Serious offences made non-cognizable

On the one hand, the legislature believes that contested argument that increasing punishment for offences against children will act as a deterrent. However, even by that logic, the amendment to section 86 of the JJ Act, 2015, is inexplicable.

Section 86 falls under the chapter, Other Offences Against Children, which creates and punishes specific offences committed against children, such as, sale and procurement of children for any purpose, corporal punishment. Sections 86 classifies the offences under this chapter into cognizable/non-cognisable and non-bailable/bailable, as also, the court that should entertain such trials.

By this amendment, a general principle of criminal jurisprudence has been disregarded, namely, that the more serious offences (per its punishment) are cognizable, whereas, the less serious offences, are non-cognizable in nature.
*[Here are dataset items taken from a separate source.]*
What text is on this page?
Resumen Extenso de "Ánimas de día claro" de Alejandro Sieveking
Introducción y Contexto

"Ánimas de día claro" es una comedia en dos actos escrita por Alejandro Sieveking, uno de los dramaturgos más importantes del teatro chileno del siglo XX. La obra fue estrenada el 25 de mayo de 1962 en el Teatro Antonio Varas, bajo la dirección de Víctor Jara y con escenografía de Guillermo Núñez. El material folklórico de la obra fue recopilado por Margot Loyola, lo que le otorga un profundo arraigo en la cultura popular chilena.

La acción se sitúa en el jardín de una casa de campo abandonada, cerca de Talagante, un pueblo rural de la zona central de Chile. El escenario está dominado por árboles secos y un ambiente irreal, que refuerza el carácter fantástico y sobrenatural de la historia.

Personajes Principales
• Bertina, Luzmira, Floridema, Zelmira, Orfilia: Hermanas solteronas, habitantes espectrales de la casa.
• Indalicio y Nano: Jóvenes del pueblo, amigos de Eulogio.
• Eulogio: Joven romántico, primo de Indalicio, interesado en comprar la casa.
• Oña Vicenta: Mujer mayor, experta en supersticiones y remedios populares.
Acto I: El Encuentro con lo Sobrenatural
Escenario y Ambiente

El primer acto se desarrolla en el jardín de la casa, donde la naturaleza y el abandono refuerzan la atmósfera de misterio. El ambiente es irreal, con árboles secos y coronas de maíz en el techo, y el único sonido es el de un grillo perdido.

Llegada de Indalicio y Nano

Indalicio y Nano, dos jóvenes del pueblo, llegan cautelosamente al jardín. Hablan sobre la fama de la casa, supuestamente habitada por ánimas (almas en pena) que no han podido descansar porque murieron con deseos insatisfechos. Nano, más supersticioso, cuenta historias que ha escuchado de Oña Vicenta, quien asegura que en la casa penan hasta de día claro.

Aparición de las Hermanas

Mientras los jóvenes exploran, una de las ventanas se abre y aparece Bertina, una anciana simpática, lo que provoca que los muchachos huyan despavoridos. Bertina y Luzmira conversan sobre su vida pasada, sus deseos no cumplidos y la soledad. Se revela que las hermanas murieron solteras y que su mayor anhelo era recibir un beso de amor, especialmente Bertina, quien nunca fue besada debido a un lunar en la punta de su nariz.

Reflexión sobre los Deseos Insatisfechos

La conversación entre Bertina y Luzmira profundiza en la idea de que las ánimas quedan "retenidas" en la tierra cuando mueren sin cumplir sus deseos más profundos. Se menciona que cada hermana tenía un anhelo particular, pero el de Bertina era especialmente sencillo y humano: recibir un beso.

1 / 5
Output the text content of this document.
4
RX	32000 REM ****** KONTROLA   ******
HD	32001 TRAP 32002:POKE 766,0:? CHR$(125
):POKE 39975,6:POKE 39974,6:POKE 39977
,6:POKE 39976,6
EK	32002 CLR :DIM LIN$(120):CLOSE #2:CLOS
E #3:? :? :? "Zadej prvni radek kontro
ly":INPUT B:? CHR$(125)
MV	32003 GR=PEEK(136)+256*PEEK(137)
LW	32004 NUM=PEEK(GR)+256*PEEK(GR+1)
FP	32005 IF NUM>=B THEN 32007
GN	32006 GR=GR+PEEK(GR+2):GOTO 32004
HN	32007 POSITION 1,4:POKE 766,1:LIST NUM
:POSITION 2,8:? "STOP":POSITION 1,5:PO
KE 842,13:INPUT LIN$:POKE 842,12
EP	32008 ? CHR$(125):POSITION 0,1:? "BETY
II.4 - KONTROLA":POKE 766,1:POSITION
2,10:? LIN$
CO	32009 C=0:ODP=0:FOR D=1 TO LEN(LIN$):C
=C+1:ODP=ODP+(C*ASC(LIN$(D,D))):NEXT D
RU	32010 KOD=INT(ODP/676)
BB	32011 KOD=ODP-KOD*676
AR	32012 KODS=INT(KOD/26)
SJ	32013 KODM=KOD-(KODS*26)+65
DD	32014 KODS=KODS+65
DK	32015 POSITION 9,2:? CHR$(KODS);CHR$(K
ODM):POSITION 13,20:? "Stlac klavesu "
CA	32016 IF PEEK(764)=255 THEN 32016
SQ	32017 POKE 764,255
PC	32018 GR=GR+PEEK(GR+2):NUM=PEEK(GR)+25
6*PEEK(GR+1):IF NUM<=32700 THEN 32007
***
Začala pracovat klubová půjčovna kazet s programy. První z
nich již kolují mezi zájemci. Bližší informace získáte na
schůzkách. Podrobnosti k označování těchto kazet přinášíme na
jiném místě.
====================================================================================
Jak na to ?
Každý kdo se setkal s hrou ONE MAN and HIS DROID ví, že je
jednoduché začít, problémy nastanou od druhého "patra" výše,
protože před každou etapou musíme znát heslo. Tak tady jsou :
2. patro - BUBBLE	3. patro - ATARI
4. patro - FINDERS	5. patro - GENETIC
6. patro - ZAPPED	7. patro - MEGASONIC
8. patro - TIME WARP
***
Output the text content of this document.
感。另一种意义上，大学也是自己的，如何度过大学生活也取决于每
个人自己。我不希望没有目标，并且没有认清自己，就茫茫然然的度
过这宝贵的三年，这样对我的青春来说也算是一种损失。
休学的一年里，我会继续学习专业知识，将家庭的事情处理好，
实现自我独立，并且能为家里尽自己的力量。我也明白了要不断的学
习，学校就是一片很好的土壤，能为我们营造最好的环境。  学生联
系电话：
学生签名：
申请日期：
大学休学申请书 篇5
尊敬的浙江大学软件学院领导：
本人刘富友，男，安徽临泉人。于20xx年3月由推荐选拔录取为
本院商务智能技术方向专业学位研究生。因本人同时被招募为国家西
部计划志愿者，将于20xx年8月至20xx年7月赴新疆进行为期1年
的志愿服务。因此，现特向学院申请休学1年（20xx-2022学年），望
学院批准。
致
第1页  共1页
Prior to the said amendment, “where an offence under this Act is punishable with imprisonment for a term of three years and above, but not more than seven years, then such offence shall be cognizable.” However, the said amendment has made offences punishable between three years and seven years as ‘non-cognizable’. The implications of this amendment are that sale and procurement of children for any purpose “by a person having actual charge of the child, including employees of a hospital or nursing home or maternity home”, will be treated as a ‘non-cognizable’ offence, which means that the police cannot investigate that offence or arrest the accused without orders from the District Magistrate!

Child-related legislations during the last decade have undergone several amendments. Is this high rate of amendments an attempt by the legislature to portray that they genuinely want to better the children's situation? Should not such amendments have been proposed after wide consultation with child rights practitioners and after having considered their suggestions? Why were objections raised by professionals and academics not considered? What was the urgency for these amendments to be passed during the pandemic? Were these amendments whetted by the Ministry of Law and Judiciary? Hope these questions are answered by the government of India before the next amendment to child rights legislation is introduced in Parliament.

Maharukh Adenwalla is a lawyer practicing in Mumbai. She deals with case relating to children, both child victims of sexual abuse and children in conflict with the law.